Sanchez has been idle since receiving a cortisone shot in his troublesome shoulder on Sunday. The Giants hope Sanchez can resume light throwing by mid-week. He was getting at-bats as a DH in a minor-league game on Wednesday.
But until he can show he can make all throws necessary to play second base, he won’t be playing for the Giants.
Bochy said Tuesday that he’s hoping Sanchez can be ready to play for the Giants “sometime in April.” But at this point, we’re not really sure he’ll return at all.
The Giants have said Sanchez’s rehab from shoulder surgery last year has hit a plateau. They hope the cortisone shots will be the spark that will Sanchez to push through this plateau and get back on the road to recovery.
In the meantime, it looks as if Emmanuel Burriss is the front-runner to win the start at 2B on April 6. Mike Fontenot and Ryan Theriot are also in the mix.
The Giants face a Thursday deadline to guarantee deals for Fontenot and Theriot. It looks as if they will do just that.
Theriot was hit on the nose with a pickoff throw on Monday. Yet, he is starting at 3B against the Dodgers on Wednesday. If the Giants were thinking of releasing Theriot on Thursday, it would figure they wouldn’t bother playing him Wednesday.
What can he show them in two days that they haven’t seen already.
But given the uncertainty of Sanchez, the veteran presence of Theriot (plus his right-handed bat) is something the Giants aren’t likely ready to part with.
VOGELSONG TO START FOR THE GRIZZLIES
This isn’t the start he was looking for, but it looks as if Ryan Vogelsong will make his second opening-day start for the Fresno Grizzlies.
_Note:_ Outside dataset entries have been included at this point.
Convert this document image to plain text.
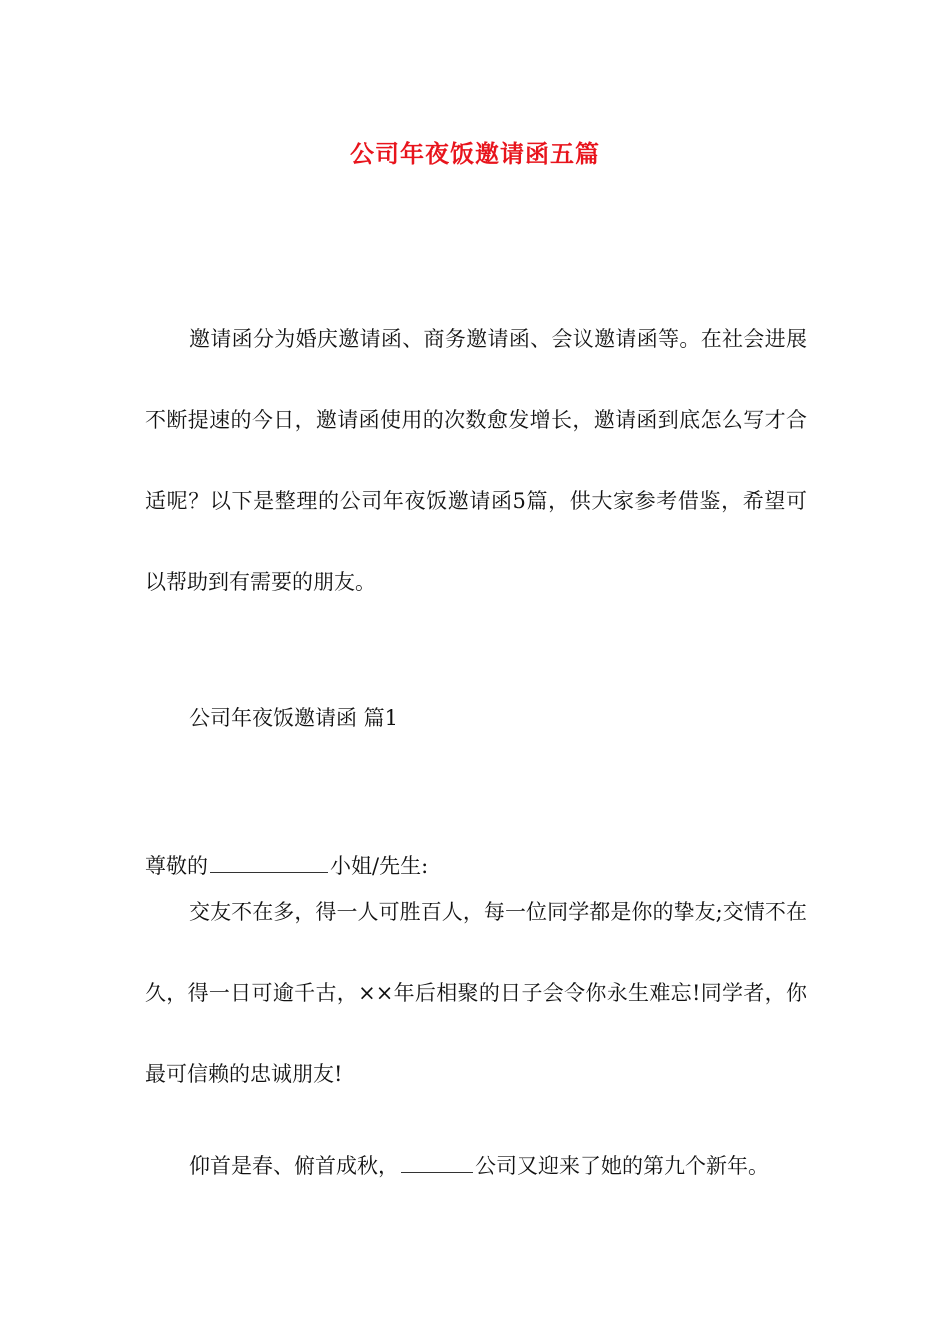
公司年夜饭邀请函五篇

邀请函分为婚庆邀请函、商务邀请函、会议邀请函等。在社会进展不断提速的今日，邀请函使用的次数愈发增长，邀请函到底怎么写才合适呢？以下是整理的公司年夜饭邀请函5篇，供大家参考借鉴，希望可以帮助到有需要的朋友。

公司年夜饭邀请函 篇1

尊敬的	小姐/先生:

交友不在多，得一人可胜百人，每一位同学都是你的挚友;交情不在久，得一日可逾千古，××年后相聚的日子会令你永生难忘!同学者，你最可信赖的忠诚朋友!

仰首是春、俯首成秋，	公司又迎来了她的第九个新年。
After making his spring debut with a 39-pitch outing against the Royals on Monday, Vogelsong will pitch in a minor-league game Saturday so that the Giants can start the clock on his 15 days on the disabled list to open the season.
The plan is for Vogelsong to be ready to open the season on April 15 against the Pirates.
To get there, Vogelsong will start the season opener for Triple-A Fresno at Tucson on April 5. His next start for the Grizzlies would come on April 10 at Las Vegas.
SNAKES IN A ROW
Arizona manager Kirk Gibson announced his starting rotation for the 2012 season. It means we can lineup the opening series between the Diamondbacks and Giants
Friday, April 6: Tim Lincecum vs. Ian Kennedy, 4 p.m. ESPN2
Saturday, April 7: Madison Bumgarner vs. Daniel Hudson, 1 p.m. FOX
Sunday, April 8: Matt Cain vs. Josh Collmenter, 1 p.m.
Those are three right-handers for Arizona. Good news for Giants, who figure to open with a lineup that will include four switch hitters (Angel Pagan, Melky Cabrera, Pablo Sandoval and Emmanuel Burriss) and three left-handers (Brandon Crawford, Aubrey Huff or Brandon Belt, and Nate Schierholtz or Gregor Blanco).